Annem hep der ki: “Siz çok şanslısınız, biz hiçbir şey görmeden yaşadık.” Bunu derken kastettiği teknolojinin nimetleri. Bizim erken görüp onun geç gördüğü şeyler: TV, elektronik aletler, internet vs. Ama ben annem gibi şanslı olduğumuzu düşünmüyorum. Keşke geceleri mum ışığında otursaydım da zamanın pisliklerini görmeseydim. Neler mesela? Birbirlerini parmaklayan liseli gençler, onların yanında her türlü küfür bilen “erkek fatma”lar, TV programında donunu indiren arsız showman’i alkışlayan insanlar…

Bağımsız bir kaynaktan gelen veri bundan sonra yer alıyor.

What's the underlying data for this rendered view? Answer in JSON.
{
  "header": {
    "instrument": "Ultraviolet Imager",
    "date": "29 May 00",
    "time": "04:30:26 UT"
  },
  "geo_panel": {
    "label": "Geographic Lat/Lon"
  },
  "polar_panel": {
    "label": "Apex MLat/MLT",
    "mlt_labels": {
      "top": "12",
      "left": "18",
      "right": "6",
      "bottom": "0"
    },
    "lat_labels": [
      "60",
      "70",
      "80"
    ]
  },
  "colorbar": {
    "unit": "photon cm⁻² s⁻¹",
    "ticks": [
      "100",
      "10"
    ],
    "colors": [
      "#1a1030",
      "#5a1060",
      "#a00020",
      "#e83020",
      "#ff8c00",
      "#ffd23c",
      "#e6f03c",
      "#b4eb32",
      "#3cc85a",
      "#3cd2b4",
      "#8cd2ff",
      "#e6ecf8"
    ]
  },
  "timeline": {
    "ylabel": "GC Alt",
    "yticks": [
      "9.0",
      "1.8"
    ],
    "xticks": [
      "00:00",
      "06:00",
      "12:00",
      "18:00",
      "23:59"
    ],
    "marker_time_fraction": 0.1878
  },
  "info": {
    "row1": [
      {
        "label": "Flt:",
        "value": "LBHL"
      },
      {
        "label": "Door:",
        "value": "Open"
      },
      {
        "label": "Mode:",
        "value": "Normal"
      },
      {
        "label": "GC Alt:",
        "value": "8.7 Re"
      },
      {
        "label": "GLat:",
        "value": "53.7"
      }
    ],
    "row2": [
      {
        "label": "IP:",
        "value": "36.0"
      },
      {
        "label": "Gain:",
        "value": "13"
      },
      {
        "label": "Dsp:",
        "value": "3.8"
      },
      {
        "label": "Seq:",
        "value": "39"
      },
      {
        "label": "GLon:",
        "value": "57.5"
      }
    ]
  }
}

İlkokulu zor bitiren ninelerimizin hikmet dolu sözlerini söyleyebilir mi yüksek lisansını yapmış, 2 dil bilen hanım kızlarımız? Kızlar 1 dakika, cinsel ayrımcılık yapmıyorum, aynı şey bizim için de geçerli, dedelerimizin tırnağı olamayız.

Keşke buzdolabı görmeseydim, Google’da kendimi şanslı hissetmeseydim, Facebook nedir bilmeseydim, adım attığım her mekanda; yüzüme gülen, arkamdan söven, yapmacık insanlara rastlamasaydım. Diplomalı okumuş (yoksa okumamış mı?) cahillere laf anlatmaya çalışmasaydım.

Kimyada doktorasını yapan bir arkadaşım üniversitede “bilimsel mastürbasyon” yaptıklarını söyledi. Bir arkadaş da “Siyasi mastürbasyon” başlıklı bir yazı yazmıştı. Milyonlarca kişi FarmVille denen oyunda toprak kokusu almadan “çiftçilik mastürbasyonu”nun tadını çıkarıyor. Bazı İlahiyatçı bozuntuları çağdaş düzene yaranmak için “dinsel mastürbasyon” yapıyor. Yani iliklerimize kadar fason olmuşuz. Bu ortamda mutlu olmaya çalışıyoruz, çoğu zaman mutluymuşuz gibi davranıyoruz.

Bütün bu bozulmanın sebebi teknoloji değil elbette. Fakat, “hiç etkisi yok” diyemeyiz. Teknolojinin insanları tembelleştirmesinin mutlaka negatif etkileri vardır diye düşünüyorum. Galiba boş zaman batıyor bize. Her şeye kolay ulaşıyoruz. Bugün en temel ihtiyacımız su musluktan akıyorken, eskiden uzaktan taşınırmış evlere. Şimdi ise kapıdan dışarı çıkmadan alışveriş yapabiliyoruz. Bunun sonucunda hızlı yaşıyoruz. Tüketilecek o kadar çok şey var ki hepsine yetişebilmek için daha hızlı olmalıyız, daha hızlı. Bu hızlılıkta, durup da düşünmeye vaktimiz yok. Düşünme, hızlı yaşa ve anlamadan öl! Zaten düşünmemeyi de okulda öğretiyorlar: “Rahat, hazır ol, rahat, kollar arkadaşının omzuna, düzgün sıra ol, gülme, gülme lan it!”

Teknolojiyi suçlamıyorum. Asıl konu benim şanslı olup olmadığım. Neyleyim teknolojiyi, interneti; bana yalansız dünya gerek. Hayır, ben şanslı değilim anne! Sen benden daha şanslıydın.